After a note from [Scott Fish] posting a comment to the hackaday article, I went back and flashed a verified working version of the original badge firmware (properly dumped from a friend's badge) back to my badge.
It seems Scott was having trouble getting the badge to reboot to a bootloader so that it could be overwritten with custom firmware from the Arduino IDE. He was just getting the error:
Connecting to programmer: .avrdude: butterfly_recv(): programmer is not responding
I too ran into the same error via both the Arduino IDE and avrdude command line. This tells me the badge either does not have a bootloader, or something is preventing it from entering the bootloader properly when reset.
This means the only way to write custom firmware to the badge is to first burn the Arduino bootloader to the onboard Atmega32u4. That process requires an external AVR programmer of some sort. I personally used the buspirate. Here are the steps I had to take to get the badge to behave like a regular Arduino Leonardo, programmable via USB.
- Solder a 2x3 male pin header to the badge's ICSP port. This is just above the center pot, with pin 1 being the lower left corner. There is a small _ next to this pin to make it obvious.
- Don't make the mistake I made and try to just hold 6 pins to the pads. This is how I corrupted my firmware to begin with.

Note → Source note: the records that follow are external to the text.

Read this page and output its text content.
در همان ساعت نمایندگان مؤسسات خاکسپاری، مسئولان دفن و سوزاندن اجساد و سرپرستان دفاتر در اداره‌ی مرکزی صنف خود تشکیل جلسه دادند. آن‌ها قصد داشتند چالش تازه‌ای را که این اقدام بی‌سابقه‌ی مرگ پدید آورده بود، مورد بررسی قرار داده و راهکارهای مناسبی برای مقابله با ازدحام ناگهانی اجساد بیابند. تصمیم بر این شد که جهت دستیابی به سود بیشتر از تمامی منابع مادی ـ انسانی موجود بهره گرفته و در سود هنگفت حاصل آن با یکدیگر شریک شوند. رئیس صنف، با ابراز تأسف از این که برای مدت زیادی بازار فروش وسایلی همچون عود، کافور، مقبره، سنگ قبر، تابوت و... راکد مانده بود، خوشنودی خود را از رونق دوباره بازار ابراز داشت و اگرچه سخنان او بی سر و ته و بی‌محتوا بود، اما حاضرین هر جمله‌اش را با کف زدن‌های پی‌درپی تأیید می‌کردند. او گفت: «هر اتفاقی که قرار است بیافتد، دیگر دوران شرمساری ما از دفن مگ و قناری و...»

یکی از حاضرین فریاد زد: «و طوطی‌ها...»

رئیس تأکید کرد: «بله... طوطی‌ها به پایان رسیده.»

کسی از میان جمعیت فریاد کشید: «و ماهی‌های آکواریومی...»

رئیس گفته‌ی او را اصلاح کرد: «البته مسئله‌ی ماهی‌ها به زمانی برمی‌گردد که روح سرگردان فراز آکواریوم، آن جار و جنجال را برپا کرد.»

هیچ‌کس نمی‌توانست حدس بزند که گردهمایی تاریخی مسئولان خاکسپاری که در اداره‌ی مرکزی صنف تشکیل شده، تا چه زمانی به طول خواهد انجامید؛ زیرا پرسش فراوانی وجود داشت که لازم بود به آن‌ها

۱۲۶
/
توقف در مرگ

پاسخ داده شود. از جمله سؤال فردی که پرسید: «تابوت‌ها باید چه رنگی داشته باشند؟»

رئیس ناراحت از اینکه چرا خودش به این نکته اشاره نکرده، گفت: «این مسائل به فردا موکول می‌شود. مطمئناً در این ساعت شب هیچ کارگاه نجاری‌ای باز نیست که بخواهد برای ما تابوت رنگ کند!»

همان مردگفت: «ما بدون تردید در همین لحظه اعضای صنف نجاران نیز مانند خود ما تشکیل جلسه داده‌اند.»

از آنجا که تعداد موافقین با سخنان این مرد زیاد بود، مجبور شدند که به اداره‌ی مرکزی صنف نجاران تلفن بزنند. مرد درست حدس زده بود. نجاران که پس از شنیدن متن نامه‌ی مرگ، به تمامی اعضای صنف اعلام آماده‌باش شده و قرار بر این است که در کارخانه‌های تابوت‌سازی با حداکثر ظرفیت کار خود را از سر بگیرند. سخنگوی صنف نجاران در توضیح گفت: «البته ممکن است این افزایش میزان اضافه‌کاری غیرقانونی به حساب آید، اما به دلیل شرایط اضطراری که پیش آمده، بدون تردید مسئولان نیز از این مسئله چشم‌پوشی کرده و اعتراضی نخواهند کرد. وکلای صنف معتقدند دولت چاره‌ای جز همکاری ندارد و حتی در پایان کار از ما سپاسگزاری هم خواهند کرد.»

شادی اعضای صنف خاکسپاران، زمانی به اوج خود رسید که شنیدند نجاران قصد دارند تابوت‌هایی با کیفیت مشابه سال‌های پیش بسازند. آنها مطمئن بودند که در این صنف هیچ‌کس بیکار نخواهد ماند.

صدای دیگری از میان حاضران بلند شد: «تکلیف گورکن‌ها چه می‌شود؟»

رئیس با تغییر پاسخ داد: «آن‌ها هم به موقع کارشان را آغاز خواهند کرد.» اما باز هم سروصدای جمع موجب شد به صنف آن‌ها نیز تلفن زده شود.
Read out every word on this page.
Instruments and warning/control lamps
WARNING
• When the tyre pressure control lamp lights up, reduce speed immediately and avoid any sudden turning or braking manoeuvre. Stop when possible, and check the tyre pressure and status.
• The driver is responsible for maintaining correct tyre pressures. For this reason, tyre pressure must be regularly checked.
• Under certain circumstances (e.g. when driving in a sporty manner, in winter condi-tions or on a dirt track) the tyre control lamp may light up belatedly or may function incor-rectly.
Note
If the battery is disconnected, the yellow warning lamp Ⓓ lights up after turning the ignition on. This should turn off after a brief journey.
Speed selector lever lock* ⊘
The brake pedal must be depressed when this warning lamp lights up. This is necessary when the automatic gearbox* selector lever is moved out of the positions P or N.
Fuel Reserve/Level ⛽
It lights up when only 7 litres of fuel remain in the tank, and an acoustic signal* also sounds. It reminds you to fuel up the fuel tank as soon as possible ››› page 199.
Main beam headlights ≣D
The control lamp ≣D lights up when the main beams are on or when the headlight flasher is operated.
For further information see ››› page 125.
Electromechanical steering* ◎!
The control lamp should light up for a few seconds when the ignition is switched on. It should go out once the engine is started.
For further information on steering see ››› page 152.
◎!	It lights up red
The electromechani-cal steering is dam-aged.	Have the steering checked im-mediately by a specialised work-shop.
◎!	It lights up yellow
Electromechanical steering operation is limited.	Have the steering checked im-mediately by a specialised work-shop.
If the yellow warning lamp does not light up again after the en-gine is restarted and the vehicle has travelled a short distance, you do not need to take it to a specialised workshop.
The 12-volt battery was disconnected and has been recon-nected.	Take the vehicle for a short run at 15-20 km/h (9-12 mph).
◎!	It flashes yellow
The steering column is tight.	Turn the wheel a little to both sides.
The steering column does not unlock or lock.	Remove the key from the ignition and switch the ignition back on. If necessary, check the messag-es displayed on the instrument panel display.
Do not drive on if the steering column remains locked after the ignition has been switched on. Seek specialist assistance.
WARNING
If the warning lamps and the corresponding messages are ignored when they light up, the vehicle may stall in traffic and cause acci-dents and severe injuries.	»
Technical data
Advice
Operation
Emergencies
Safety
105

- Connect your AVR programmer to the ICSP port
- Open up the Arduino IDE, open the "Tools" menu, and change the following:
- Board: Arduino Leonardo
- Port: [select the COM / tty serial port of your AVR programmer]
- Programmer: [select the type of AVR programmer you have]
- Open up the example "BareMinimum" sketch from the "File > Examples > 01.Basics" sub menu
- Click "Burn Bootloader"
- Once complete, disconnect your AVR programmer and ICSP cable
- Plug the badge in via USB
If everything went well, you should have an Arduino Leonardo show up in your IDE serial port list. Now you should be able to upload my example RGB sketch, or write your own.
Good luck, and I hope this helps clear up any confusion around re-purposing the badge for custom firmware.